US News

Scalia’s poison pen aimed at O

WASHINGTON — Supreme Court Justice Antonin Scalia today skewered President Obama for “lax” enforcement of US immigration laws, in a 22-page dissenting opinion to the ruling against most of Arizona’s immigration statute.

Scalia (pictured) railed at Obama’s new policy, which stops deportations of many young illegal aliens and the administration’s legal fight to stop Arizona from enforcing immigration laws on its own.

“To say, as the Court does, that Arizona contradicts federal law by enforcing applications of the Immigration Act that the President declines to enforce boggles the mind,” Scalia read in court from his dissenting opinion.

“Federal officials have been unable to remedy the [illegal immigration] problem and indeed have recently shown that they are unwilling to do so,” he continued. “Thousands of Arizona’s estimated 400,000 illegal immigrants — including not just children but men and women under 30 — are now assured immunity from enforcement and will be able to compete openly with Arizona citizens for employment.”
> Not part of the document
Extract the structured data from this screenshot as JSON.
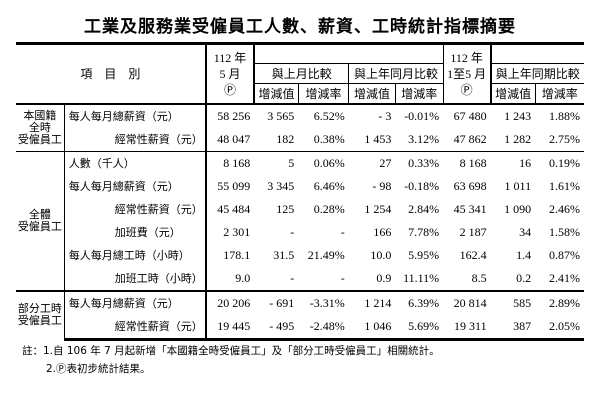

Scalia asked: “Must Arizona’s ability to protect its borders yield to the reality that Congress has provided inadequate funding for federal enforcement — or, even worse, to the executive’s unwise targeting of that funding?”

“What I do fear — and what Arizona and the States that support it fear — is that ‘federal policies’ of nonenforcement will leave the states helpless before those evil effects of illegal immigration,” he wrote.